Mark Daigneault theorizes SGA is being officiated differently

Mark Daigneault theorizes SGA is being officiated differently

Heated MVP races always raise hot-button issues. For Shai Gilgeous-Alexander, that’s his ability to get to the free-throw line. While 29 other fanbases might groan when the referees blow air in their whistle when he drives to the basket, folks within the Oklahoma City Thunder believe he should get to the line more often.

Thunder head coach Mark Daigneault theorized that Gilgeous-Alexander has been officiated differently since the All-Star break. While he didn’t have the statistical evidence on hand to back that up, he said it was a gut feeling reaction.

The drive-heavy scorer will average 30-plus points for a third straight season. This time though, he’s had a painfully average whistle among 30-point campaigns in NBA history. This year, he ranks 52nd out of 90 among 30-point seasons at free-throw attempt rate.

“I think Shai is being officiated a little bit differently right now, to be honest with you, specific to him,” Daigneault said. “Some of the plays they’re not getting and some of the plays they’re putting on the side instead of rewarding shots for is different than it was.”
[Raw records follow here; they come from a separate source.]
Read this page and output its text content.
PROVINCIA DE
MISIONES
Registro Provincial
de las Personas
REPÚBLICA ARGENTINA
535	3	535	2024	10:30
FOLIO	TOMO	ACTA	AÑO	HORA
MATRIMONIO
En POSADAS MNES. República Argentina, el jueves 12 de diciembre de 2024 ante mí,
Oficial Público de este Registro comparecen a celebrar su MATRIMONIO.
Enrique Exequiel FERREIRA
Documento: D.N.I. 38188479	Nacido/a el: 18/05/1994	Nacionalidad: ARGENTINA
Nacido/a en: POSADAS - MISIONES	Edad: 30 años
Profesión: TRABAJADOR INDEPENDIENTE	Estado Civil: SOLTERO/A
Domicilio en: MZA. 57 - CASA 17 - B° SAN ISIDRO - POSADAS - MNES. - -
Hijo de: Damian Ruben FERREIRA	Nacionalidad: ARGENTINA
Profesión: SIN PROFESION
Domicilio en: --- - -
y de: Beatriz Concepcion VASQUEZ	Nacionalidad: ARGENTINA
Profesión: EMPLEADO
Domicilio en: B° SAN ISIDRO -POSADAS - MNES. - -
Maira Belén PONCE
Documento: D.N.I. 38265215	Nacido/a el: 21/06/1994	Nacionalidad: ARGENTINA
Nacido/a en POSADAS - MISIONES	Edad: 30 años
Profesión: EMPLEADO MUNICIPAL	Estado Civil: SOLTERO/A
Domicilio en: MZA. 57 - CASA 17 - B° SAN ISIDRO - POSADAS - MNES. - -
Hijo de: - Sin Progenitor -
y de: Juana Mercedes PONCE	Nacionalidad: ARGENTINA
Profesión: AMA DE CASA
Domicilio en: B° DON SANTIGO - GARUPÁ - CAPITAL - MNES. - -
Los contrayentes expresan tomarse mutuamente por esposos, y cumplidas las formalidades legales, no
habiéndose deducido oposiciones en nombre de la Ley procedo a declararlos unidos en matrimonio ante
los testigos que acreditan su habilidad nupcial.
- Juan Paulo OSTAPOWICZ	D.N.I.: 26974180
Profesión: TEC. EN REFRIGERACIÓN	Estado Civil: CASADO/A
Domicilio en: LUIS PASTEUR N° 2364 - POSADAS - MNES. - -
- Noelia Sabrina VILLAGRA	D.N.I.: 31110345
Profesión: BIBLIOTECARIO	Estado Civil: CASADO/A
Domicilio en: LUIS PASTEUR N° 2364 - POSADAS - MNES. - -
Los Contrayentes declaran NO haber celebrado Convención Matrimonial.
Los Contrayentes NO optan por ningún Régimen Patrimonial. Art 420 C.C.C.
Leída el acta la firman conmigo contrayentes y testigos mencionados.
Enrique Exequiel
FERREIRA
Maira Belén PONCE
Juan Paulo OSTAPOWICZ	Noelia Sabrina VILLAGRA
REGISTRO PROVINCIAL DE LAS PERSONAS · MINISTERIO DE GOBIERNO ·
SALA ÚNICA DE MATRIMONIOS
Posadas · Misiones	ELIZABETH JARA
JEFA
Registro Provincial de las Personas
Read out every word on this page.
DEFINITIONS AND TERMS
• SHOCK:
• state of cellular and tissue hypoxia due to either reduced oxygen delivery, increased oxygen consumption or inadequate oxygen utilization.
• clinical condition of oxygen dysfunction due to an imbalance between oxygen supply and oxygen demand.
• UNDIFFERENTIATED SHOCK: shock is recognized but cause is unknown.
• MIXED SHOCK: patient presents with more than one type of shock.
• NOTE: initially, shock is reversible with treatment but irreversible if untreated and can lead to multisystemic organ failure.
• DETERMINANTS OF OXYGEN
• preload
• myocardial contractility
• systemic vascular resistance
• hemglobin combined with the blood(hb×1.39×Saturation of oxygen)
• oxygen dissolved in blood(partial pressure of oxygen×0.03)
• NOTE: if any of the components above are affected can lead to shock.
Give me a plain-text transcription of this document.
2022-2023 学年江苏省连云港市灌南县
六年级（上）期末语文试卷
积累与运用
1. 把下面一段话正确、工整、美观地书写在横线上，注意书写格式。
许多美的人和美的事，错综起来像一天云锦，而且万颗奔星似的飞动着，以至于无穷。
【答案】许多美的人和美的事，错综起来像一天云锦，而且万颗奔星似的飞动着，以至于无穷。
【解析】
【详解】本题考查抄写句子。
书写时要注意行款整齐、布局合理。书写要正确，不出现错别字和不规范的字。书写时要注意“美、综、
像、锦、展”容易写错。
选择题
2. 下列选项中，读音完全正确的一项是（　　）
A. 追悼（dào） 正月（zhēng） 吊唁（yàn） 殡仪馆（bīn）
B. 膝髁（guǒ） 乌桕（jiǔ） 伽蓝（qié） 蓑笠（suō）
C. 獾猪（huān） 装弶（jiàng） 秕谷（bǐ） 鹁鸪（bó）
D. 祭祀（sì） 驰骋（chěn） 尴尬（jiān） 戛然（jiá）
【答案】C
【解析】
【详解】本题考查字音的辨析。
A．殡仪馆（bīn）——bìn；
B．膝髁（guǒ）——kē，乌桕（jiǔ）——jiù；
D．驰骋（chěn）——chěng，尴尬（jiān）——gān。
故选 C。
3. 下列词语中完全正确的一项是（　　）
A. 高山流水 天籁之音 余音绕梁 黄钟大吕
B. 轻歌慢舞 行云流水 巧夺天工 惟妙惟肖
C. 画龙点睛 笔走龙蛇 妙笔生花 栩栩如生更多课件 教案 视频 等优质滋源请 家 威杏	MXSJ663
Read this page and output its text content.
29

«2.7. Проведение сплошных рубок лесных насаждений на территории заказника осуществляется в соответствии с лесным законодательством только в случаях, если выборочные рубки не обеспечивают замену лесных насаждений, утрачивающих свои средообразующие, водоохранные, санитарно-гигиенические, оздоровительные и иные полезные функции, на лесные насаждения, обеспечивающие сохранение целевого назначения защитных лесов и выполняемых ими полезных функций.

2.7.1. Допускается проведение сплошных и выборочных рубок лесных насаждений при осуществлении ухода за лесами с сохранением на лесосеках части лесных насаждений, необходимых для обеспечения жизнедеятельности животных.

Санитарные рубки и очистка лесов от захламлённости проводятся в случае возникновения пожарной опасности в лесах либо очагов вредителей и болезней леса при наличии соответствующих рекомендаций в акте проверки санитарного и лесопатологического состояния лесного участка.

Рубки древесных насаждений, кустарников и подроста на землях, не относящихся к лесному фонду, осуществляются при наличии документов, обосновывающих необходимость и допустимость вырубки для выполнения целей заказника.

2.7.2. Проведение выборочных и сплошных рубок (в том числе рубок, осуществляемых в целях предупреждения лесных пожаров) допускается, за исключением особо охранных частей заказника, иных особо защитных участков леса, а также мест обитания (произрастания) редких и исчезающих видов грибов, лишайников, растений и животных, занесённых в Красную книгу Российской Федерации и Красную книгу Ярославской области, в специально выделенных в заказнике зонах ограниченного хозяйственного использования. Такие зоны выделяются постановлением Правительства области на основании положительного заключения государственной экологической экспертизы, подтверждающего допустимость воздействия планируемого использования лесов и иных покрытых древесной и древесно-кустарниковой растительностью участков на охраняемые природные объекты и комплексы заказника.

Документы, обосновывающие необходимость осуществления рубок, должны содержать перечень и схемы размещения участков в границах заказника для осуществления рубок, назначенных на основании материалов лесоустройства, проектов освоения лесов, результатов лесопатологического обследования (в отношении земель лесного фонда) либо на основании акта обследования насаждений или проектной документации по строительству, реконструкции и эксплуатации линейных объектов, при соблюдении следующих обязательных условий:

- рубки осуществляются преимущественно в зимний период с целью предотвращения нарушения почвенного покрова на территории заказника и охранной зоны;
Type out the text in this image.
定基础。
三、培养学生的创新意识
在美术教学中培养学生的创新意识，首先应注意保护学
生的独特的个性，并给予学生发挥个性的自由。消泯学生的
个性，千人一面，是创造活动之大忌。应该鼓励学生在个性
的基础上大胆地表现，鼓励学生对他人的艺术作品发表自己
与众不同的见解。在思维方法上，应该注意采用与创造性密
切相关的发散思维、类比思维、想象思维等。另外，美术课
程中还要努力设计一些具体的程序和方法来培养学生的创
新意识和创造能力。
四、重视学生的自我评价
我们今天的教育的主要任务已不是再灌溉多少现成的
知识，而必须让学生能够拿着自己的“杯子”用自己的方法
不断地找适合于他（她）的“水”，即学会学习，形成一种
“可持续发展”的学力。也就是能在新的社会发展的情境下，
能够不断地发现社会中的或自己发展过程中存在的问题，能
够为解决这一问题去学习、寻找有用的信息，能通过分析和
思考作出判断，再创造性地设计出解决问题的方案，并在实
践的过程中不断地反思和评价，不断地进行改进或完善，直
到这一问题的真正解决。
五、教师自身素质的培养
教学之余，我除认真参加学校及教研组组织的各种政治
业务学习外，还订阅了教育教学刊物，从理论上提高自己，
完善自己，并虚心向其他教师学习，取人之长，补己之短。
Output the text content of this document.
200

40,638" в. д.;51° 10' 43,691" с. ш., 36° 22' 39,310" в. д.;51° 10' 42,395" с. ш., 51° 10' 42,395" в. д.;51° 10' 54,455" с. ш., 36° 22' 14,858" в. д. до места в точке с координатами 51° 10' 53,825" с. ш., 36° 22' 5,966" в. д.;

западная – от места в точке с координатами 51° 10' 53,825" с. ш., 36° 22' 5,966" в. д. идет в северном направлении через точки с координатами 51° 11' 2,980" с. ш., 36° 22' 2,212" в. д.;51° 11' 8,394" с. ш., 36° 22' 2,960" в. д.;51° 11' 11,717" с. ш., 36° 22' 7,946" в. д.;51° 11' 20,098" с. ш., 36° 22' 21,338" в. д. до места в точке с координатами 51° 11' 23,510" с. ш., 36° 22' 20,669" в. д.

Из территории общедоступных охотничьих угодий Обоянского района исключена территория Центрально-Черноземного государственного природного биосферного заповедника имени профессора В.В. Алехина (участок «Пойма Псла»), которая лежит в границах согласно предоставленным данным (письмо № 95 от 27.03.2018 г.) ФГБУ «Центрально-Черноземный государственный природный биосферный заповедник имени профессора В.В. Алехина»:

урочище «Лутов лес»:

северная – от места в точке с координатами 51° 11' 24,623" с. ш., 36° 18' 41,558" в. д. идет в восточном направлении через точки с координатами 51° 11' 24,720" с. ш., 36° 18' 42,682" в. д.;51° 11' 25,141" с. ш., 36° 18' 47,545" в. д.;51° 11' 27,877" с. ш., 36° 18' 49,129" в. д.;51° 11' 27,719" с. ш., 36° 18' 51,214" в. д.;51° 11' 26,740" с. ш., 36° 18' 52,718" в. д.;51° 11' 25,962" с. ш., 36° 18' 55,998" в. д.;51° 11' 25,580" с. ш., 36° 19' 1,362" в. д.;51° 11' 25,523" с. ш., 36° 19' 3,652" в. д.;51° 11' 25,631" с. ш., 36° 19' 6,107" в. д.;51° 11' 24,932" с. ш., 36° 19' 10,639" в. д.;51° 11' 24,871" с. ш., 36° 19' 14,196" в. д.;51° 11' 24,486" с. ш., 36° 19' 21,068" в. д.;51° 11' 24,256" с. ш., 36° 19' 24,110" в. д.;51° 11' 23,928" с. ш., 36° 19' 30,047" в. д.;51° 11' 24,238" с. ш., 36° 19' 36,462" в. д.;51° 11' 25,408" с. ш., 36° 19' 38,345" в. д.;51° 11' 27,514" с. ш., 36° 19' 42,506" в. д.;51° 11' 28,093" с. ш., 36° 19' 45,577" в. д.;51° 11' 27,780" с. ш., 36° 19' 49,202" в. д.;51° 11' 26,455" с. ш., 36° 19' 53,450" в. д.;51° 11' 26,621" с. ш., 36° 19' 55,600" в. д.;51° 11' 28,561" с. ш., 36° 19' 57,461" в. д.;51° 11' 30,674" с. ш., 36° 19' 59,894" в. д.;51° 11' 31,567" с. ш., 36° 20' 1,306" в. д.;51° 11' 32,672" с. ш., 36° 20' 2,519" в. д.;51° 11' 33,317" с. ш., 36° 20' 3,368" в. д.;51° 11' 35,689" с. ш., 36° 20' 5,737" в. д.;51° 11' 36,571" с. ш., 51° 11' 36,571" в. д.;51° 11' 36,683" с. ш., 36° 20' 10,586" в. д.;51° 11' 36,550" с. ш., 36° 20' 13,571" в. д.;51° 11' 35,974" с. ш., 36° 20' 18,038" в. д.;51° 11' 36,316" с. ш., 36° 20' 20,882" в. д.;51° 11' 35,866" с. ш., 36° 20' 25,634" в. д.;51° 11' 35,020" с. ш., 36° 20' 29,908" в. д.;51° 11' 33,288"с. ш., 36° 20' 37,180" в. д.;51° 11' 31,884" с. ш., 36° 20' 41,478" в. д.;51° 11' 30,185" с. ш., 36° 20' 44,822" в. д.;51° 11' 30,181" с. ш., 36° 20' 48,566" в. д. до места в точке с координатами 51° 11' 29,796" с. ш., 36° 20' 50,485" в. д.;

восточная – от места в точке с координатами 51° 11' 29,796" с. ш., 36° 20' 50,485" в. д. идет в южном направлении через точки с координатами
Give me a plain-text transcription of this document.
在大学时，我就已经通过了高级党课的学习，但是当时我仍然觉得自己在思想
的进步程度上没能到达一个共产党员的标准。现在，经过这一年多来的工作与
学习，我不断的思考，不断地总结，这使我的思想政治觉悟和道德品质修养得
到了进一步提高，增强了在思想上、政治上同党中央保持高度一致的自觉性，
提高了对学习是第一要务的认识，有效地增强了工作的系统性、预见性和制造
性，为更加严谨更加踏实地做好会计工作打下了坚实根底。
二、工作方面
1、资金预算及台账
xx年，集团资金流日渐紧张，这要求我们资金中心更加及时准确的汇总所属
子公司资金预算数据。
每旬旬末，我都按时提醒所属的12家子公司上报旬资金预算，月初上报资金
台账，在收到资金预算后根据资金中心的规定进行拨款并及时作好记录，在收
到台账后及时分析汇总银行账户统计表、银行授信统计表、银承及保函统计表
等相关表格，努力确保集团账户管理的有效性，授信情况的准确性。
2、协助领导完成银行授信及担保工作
Big-picture-wise, Daigneault cited this past weekend’s back-to-back as an example of an inconsistent whistle. He compared the Thunder’s 113-107 win over the Detroit Pistons to a football game with the amount of physicality allowed. The next night, the Thunder’s 121-105 win over the Milwaukee Bucks took nearly three hours to complete due to several fouls and stoppages.

Despite that, Daigneault hasn’t noticed a league-wide trend with the referees after the All-Star break like there was last season. Several NBA head coaches and players brought up how fewer calls were made in last season’s second half.

“I don’t think the whistle universally is different. Last year, the data supported that. It wasn’t like an opinion, that was a fact. The bigger thing with the whistle this year is like I think it is a lot different night-to-night,” Daigneault said. “I thought the way the game got called in Milwaukee 24 hours after the way the game was called in Detroit, we might as well have been playing in different leagues. The level of physicality that was allowed in the Detroit game and then the tightness of the whistle in Milwaukee was night and day. It is forcing us to calibrate to the crew every night.”

Even if Daigneault’s theory is correct about Gilgeous-Alexander not getting the calls he drew earlier this season, the MVP candidate has scorched courts with his historic scoring numbers. It shows that perhaps the criticisms that his scoring output relies heavily on the charity stripe are overblown for theatrics.

“I think they’re laying off some plays they got earlier in the year on him,” Daigneault said. “He’s still just as hard to guard. At the end of the day, fouling is about the legality of a defender. Whether or not the defender is legal, he puts guys in positions not to be legal quite a bit.”